Why We Write: Mary Karr on the Magnetism and Madness of the Written Word
“Be willing to be a child and be the Lilliputian in the world of Gulliver.”
By Maria Popova
Why do writers — great writers — write? Literary history has given us some timeless answers from George Orwell, Joan Didion, Joy Williams, and David Foster Wallace — but the question remains ever-open. That’s precisely what editor Meredith Maran sets out to address in the anthology Why We Write: 20 Acclaimed Authors on How and Why They Do What They Do (public library; UK), which features such literary all-stars as Jennifer Egan, James Fray, Susan Orlean, and Michael Lewis.
One of the volume’s sharpest contributions comes from memorist, essayist and poet Mary Karr, author of the humorous and harrowing memoir series The Liar’s Club (1995), Cherry (2000), and Lit (2009). With her signature blend of uncompromising honesty, wry wit, and exquisite self-awareness that somehow manages to keep from bleeding into the naggy self-consciousness chronic of writers, Karr faces the written word with equal parts faith and irreverence.
I write to dream; to connect with other human beings; to record; to clarify; to visit the dead. I have a kind of primitive need to leave a mark on the world. Also, I have a need for money.

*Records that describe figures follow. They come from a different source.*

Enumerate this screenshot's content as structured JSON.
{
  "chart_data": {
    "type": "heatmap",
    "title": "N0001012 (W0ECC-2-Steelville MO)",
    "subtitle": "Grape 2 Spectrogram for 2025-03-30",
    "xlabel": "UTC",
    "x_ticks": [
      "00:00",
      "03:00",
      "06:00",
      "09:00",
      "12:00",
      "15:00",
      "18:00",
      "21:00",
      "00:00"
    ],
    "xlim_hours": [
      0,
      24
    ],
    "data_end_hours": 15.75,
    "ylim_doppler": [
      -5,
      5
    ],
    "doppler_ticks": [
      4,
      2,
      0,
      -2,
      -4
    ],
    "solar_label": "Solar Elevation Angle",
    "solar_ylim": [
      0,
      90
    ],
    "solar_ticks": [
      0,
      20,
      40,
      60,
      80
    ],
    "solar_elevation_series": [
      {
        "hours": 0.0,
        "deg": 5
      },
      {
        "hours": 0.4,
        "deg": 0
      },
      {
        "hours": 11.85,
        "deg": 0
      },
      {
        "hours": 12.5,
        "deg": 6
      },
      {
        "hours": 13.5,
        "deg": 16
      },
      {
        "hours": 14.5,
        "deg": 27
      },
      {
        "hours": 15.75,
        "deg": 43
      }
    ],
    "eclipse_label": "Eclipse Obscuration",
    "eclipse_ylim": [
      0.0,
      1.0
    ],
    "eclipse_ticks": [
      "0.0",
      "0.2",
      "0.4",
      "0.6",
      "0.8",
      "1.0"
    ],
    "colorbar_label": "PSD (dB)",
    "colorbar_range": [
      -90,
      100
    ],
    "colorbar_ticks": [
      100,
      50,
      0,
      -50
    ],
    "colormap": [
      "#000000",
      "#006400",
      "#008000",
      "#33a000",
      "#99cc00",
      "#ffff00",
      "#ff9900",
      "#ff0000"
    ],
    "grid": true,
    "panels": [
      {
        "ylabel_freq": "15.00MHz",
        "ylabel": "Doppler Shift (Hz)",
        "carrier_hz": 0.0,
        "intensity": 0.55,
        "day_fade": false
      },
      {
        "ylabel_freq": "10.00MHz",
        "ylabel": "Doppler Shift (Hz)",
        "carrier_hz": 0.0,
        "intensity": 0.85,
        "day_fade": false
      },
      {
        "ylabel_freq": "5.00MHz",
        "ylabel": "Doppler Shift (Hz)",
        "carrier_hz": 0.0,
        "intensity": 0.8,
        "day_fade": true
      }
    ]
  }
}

I’m almost always anxious when I’m writing. There are those great moments when you forget where you are, when you get your hands on the keys, and you don’t feel anything because you’re somewhere else. But that very rarely happens. Mostly I’m pounding my hands on the corpse’s chest. The easy times are intermittent. They can be five minutes long or five hours long, but they’re never very long. The hard times are not completely hard, but they can be pretty hard, and they can go on for weeks.
On remembering, despite the painful labor, to write with joy:
I usually get very sick after I finish a book. As soon as I put it down and my body lies down and there’s not that injection of adrenaline and cortisol, I get sick. I have a medium-shitty immune system so that doesn’t help. All of that said, writing feels like a privilege. Even though it’s very uncomfortable, I constantly feel very lucky.
On defeating the demons to access the gods of clarity:
When I went into a mental institution after I stopped drinking, my writing took a great leap forward — or at least people started paying a lot more for it. I was more clear and more openhearted, more self-aware, more suspicious of my own motives. I was more of a grown-up.
On the broken economics of the literary world, the myth of the rockstar-writer, and the choice of creative purpose over money:
I still don’t support myself as a writer. I support myself as a college professor. I couldn’t pay my mortgage on the revenue from my books. The myth is that you make a lot of money when you publish a book. Unless you write a blockbuster, that’s pretty much untrue. Starting when I was five, I always identified as a writer. It had nothing to do with income. I always told people I was a poet if they asked what I did. That’s what I still tell them now.
On the routine joy of unhinging oneself from the writing routine:
For me the best time is at the end of the day, when you’ve written and forgotten. You wrote longer than you expected to. You’ve been so absorbed in it that it got late. You unhitch yourself from the plow.
On the present state of book publishing, with a reminder that it’s only as dystopian as we make it:
Currently nobody really knows how to sell books. The whole system is changing, and nobody knows how to make money in this industry in any kind of reliable way. The industry has this blockbuster mentality that permits a shitty TV star to publish his shitty book and sell three million copies in hardcover, and then you never hear about it again. All the energy is focused on those blockbuster books because they have the most immediate, short-term return. People have been saying it’s the end of the novel since Hemingway. I don’t feel that dire about it. I think more people read than used to read. You have more people reading worse books, but they’re still reading books.
Karr ends with some synthesized wisdom for writers:
- The quote I had tacked to my board while I was writing Lit is from Samuel Beckett, and it’s really helpful: “Ever tried. Ever failed. No matter. Try again. Fail better.”
- Any idiot can publish a book. But if you want to write a good book, you’re going to have to set the bar higher than the marketplace’s. Which shouldn’t be too hard.
- Most great writers suffer and have no idea how good they are. Most bad writers are very confident. Be willing to be a child and be the Lilliputian in the world of Gulliver, the bat girl in Yankee Stadium. That’s a more fruitful way to be.
Why We Write is excellent in its entirety. Pair it with H. P. Lovecraft’s advice to aspiring writers, F. Scott Fitzgerald’s letter to his daughter, Zadie Smith’s 10 rules of writing, Kurt Vonnegut’s 8 keys to the power of the written word, David Ogilvy’s 10 no-bullshit tips, Henry Miller’s 11 commandments, Jack Kerouac’s 30 beliefs and techniques, John Steinbeck’s 6 pointers, Neil Gaiman’s 8 rules, Margaret Atwood’s 10 practical tips, and Susan Sontag’s synthesized learnings.